When my friend Sarita Felder of the Healthcare Businesswomen’s Association (HBA) Executive Women’s Outreach Committee asked me to participate in a recent panel discussion in New York titled “Uproot Yourself and Grow: Leveraging the ExPat Experience,” I agreed without hesitation. After all, I was fresh off the expat boat, having just returned to the United States after 16 years abroad and felt qualified to speak with pretty extensive personal knowledge on the topic. So on the evening of the event I walked over to the venue at Pfizer headquarters on East 42nd Street and took my place on the stage.
The first question I was asked was about the circumstances that led to my expat assignment, and whether I’d had the support of my boss and senior management. As I began to recall the backstory behind the last two decades of my life and share it with the audience, I immediately saw looks of recognition on the faces of the aspiring expat women in the room when I recounted my boss’s reaction to news that management at global headquarters in Switzerland had offered me an assignment there.

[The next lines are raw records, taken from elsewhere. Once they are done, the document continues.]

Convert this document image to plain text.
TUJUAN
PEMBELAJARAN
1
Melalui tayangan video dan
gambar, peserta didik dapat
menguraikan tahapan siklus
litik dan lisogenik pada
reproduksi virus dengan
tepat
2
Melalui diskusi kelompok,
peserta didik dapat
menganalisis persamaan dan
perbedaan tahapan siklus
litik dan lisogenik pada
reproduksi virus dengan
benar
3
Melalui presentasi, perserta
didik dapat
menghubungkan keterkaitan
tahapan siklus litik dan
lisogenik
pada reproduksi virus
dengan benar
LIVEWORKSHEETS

Putting it mildly, I said she had been reluctant to let me go, even though an expat assignment had been listed as an explicit priority in my professional development plan for the past several years. Somehow, it never seemed to be the right time, and there were always legitimate reasons to put it off. If you’re a valued employee, you’ve got to be prepared to have your home organization want to keep you around. My CEO wanted me to stay, too, but he told me that if my wife and I thought it was a good move, then we should go for it.
It was a huge and agonizing decision. But the company’s management in Switzerland had a specific business need calling for an American to help build bridges between Europe and the U.S. and pave the way to greater media exposure in the world’s largest health care market. And there’s nothing like a definitive business need to overcome personal and political barriers. Besides, headquarters had the power to make it happen, and so it did, all the way back in June 2001.

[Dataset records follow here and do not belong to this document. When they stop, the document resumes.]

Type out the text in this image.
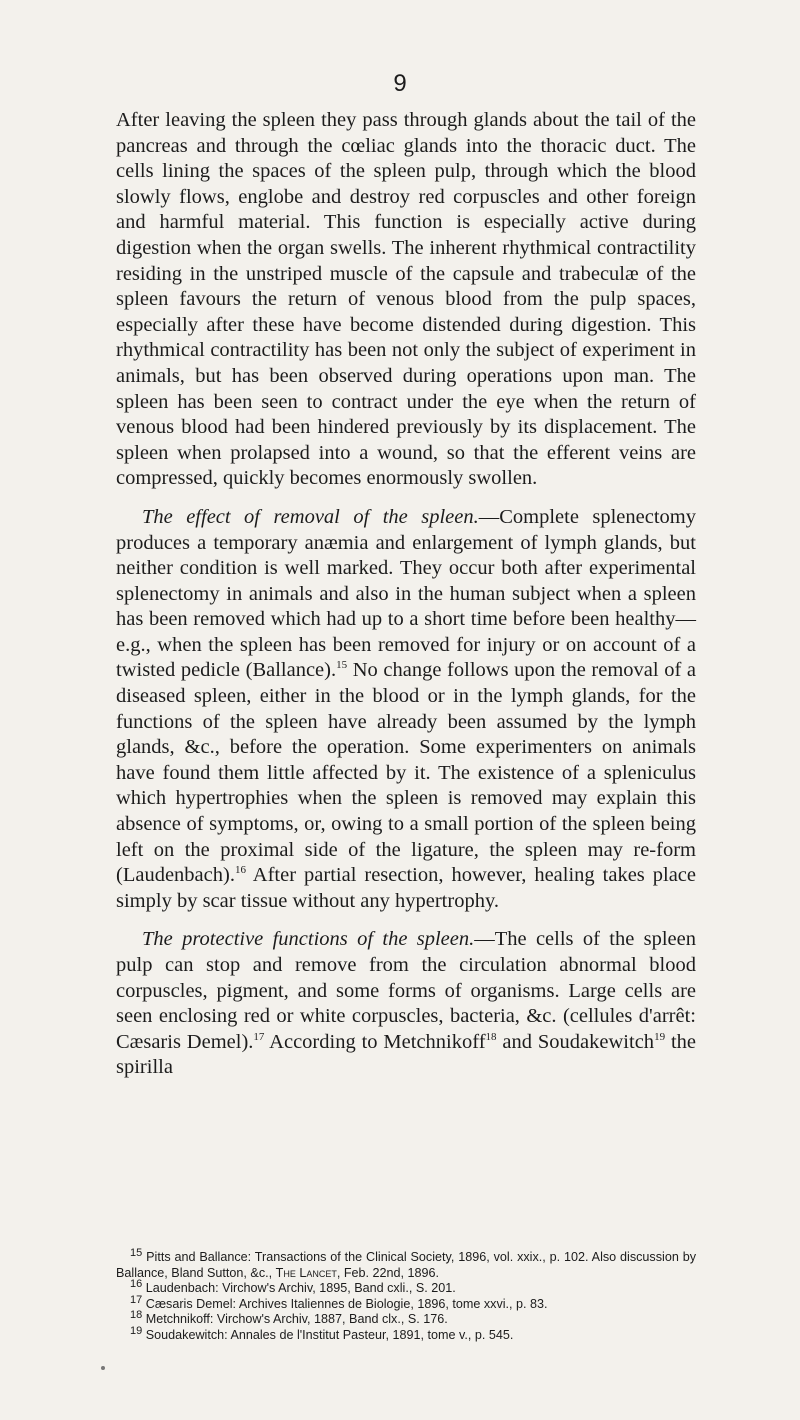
9

After leaving the spleen they pass through glands about the tail of the pancreas and through the cœliac glands into the thoracic duct. The cells lining the spaces of the spleen pulp, through which the blood slowly flows, englobe and destroy red corpuscles and other foreign and harmful material. This function is especially active during digestion when the organ swells. The inherent rhythmical contractility residing in the unstriped muscle of the capsule and trabeculæ of the spleen favours the return of venous blood from the pulp spaces, especially after these have become distended during digestion. This rhythmical contractility has been not only the subject of experiment in animals, but has been observed during operations upon man. The spleen has been seen to contract under the eye when the return of venous blood had been hindered previously by its displacement. The spleen when prolapsed into a wound, so that the efferent veins are compressed, quickly becomes enormously swollen.

The effect of removal of the spleen.—Complete splenectomy produces a temporary anæmia and enlargement of lymph glands, but neither condition is well marked. They occur both after experimental splenectomy in animals and also in the human subject when a spleen has been removed which had up to a short time before been healthy—e.g., when the spleen has been removed for injury or on account of a twisted pedicle (Ballance).$^{15}$ No change follows upon the removal of a diseased spleen, either in the blood or in the lymph glands, for the functions of the spleen have already been assumed by the lymph glands, &c., before the operation. Some experimenters on animals have found them little affected by it. The existence of a spleniculus which hypertrophies when the spleen is removed may explain this absence of symptoms, or, owing to a small portion of the spleen being left on the proximal side of the ligature, the spleen may re-form (Laudenbach).$^{16}$ After partial resection, however, healing takes place simply by scar tissue without any hypertrophy.

The protective functions of the spleen.—The cells of the spleen pulp can stop and remove from the circulation abnormal blood corpuscles, pigment, and some forms of organisms. Large cells are seen enclosing red or white corpuscles, bacteria, &c. (cellules d'arrêt: Cæsaris Demel).$^{17}$ According to Metchnikoff$^{18}$ and Soudakewitch$^{19}$ the spirilla

$^{15}$ Pitts and Ballance: Transactions of the Clinical Society, 1896, vol. xxix., p. 102. Also discussion by Ballance, Bland Sutton, &c., The Lancet, Feb. 22nd, 1896.

$^{16}$ Laudenbach: Virchow's Archiv, 1895, Band cxli., S. 201.

$^{17}$ Cæsaris Demel: Archives Italiennes de Biologie, 1896, tome xxvi., p. 83.

$^{18}$ Metchnikoff: Virchow's Archiv, 1887, Band clx., S. 176.

$^{19}$ Soudakewitch: Annales de l'Institut Pasteur, 1891, tome v., p. 545.
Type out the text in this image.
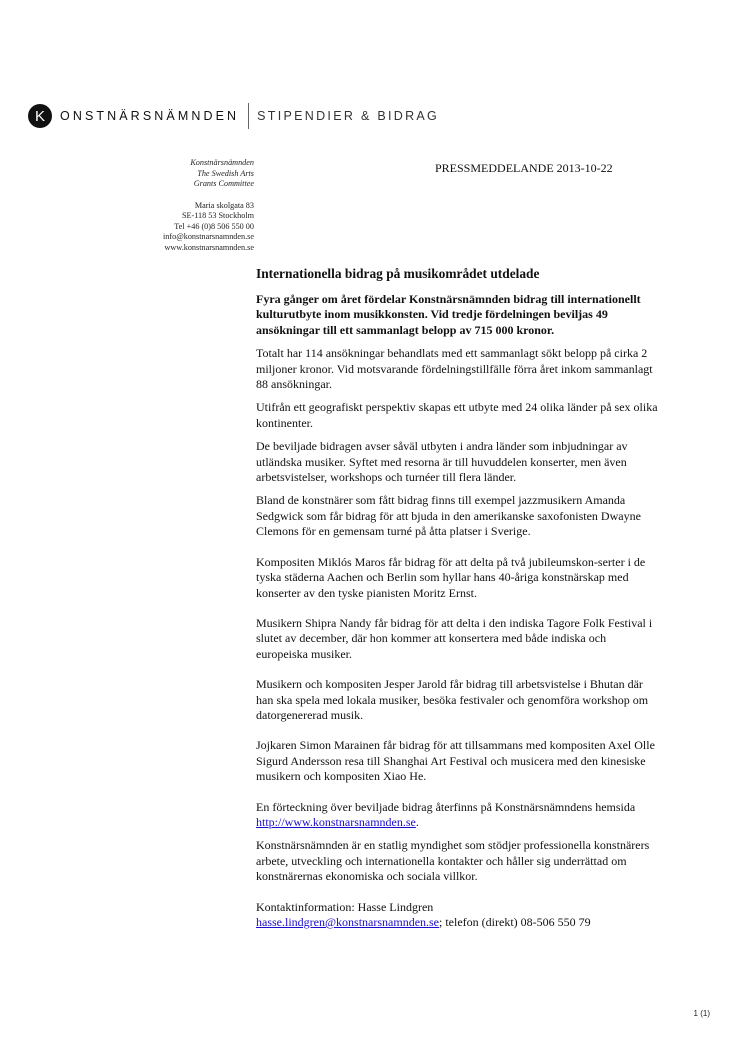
K	ONSTNÄRSNÄMNDEN STIPENDIER & BIDRAG
Konstnärsnämnden
The Swedish Arts
Grants Committee
Maria skolgata 83
SE-118 53 Stockholm
Tel +46 (0)8 506 550 00
info@konstnarsnamnden.se
www.konstnarsnamnden.se
PRESSMEDDELANDE 2013-10-22
Internationella bidrag på musikområdet utdelade

Fyra gånger om året fördelar Konstnärsnämnden bidrag till internationellt kulturutbyte inom musikkonsten. Vid tredje fördelningen beviljas 49 ansökningar till ett sammanlagt belopp av 715 000 kronor.

Totalt har 114 ansökningar behandlats med ett sammanlagt sökt belopp på cirka 2 miljoner kronor. Vid motsvarande fördelningstillfälle förra året inkom sammanlagt 88 ansökningar.

Utifrån ett geografiskt perspektiv skapas ett utbyte med 24 olika länder på sex olika kontinenter.

De beviljade bidragen avser såväl utbyten i andra länder som inbjudningar av utländska musiker. Syftet med resorna är till huvuddelen konserter, men även arbetsvistelser, workshops och turnéer till flera länder.

Bland de konstnärer som fått bidrag finns till exempel jazzmusikern Amanda Sedgwick som får bidrag för att bjuda in den amerikanske saxofonisten Dwayne Clemons för en gemensam turné på åtta platser i Sverige.

Kompositen Miklós Maros får bidrag för att delta på två jubileumskon-serter i de tyska städerna Aachen och Berlin som hyllar hans 40-åriga konstnärskap med konserter av den tyske pianisten Moritz Ernst.

Musikern Shipra Nandy får bidrag för att delta i den indiska Tagore Folk Festival i slutet av december, där hon kommer att konsertera med både indiska och europeiska musiker.

Musikern och kompositen Jesper Jarold får bidrag till arbetsvistelse i Bhutan där han ska spela med lokala musiker, besöka festivaler och genomföra workshop om datorgenererad musik.

Jojkaren Simon Marainen får bidrag för att tillsammans med kompositen Axel Olle Sigurd Andersson resa till Shanghai Art Festival och musicera med den kinesiske musikern och kompositen Xiao He.

En förteckning över beviljade bidrag återfinns på Konstnärsnämndens hemsida http://www.konstnarsnamnden.se.

Konstnärsnämnden är en statlig myndighet som stödjer professionella konstnärers arbete, utveckling och internationella kontakter och håller sig underrättad om konstnärernas ekonomiska och sociala villkor.

Kontaktinformation: Hasse Lindgren
hasse.lindgren@konstnarsnamnden.se; telefon (direkt) 08-506 550 79

1 (1)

Did I expect to stay as long as I did? Probably not, but once my wife and I decided to take the leap of faith, our normal approach to planning transformed into something else. Leaps of faith will do that – change you in ways you may or may not realize, and that sometimes take you time to discover and understand. More than six months after my extended tour abroad, I’m still trying to figure out how it changed me. But here are the lessons I’ve learned.
Leap Lesson 1: Beware the Trials of the Trailing Spouse
On the long trajectory of our Great Leap of Faith, the first realization was that the challenges for my wife and me would be as daunting as we’d imagined, but very different. We were going into this thing together, but would be facing our respective demons alone.
I should have known something was up when my initial interview with the expat coordinator at headquarters included a couple of questions about me and eight or nine about my wife. “Who’s getting the expat assignment here?” I asked. The response came in the form of a question: “Do you know what the single biggest factor in failed expat assignments is?” my counselor asked me. “It’s that the trailing spouse is unhappy and can’t adjust.”
A small kernel of expat wisdom that is ignored at one’s peril. But how do you know how you’re going to react until you get there? And what if things turn out wildly differently from what you’d expected?
I always say the two biggest lies my HR counselor told us before we took our leap was that it never gets very hot in Basel in the summer, and it will be easy for my wife to find a job. Neither was true. The second came close to dumping us on the statistical heap of failed expat experiences.
Thankfully, my wife, who was born in Taiwan to parents from mainland China, came to New York at 19 and devoted herself single-mindedly to her education and career as a lawyer. After finding work in Switzerland proved unsatisfying, frustrating and ultimately fruitless, she used her time in Europe to fill in the gaping holes in her knowledge of Western art and culture. She calls the time we spent in Switzerland, using it as our base to explore much of the world, her “finishing school.” If she hadn’t made that adjustment in her thinking, our leap of faith might have made us miserable. Instead, it enriched our lives and brought us bucket-lists full of precious experiences and a lifetime’s worth of memories.
Leap Lesson 2: Get Ready to Swim in a Different Sea
As for me, on the surface of things, my transition was a lot easier than my wife’s. I got up in the morning and went to work in a building with the same name over the door as the one back home. I turned on my computer in a similarly nice office and set my mind to new assignments, but much else was the same, except…
Except that I was a smaller fish in a much bigger sea. At the company’s biggest and most important affiliate in its biggest and most important market, I was an integral part of every major corporate communications matter. At the company’s powerful global headquarters in Basel, I was a cog in a giant wheel, in a culture that keeps people in their assigned lanes and punishes rule-breakers. That was one lesson this old dog never learned.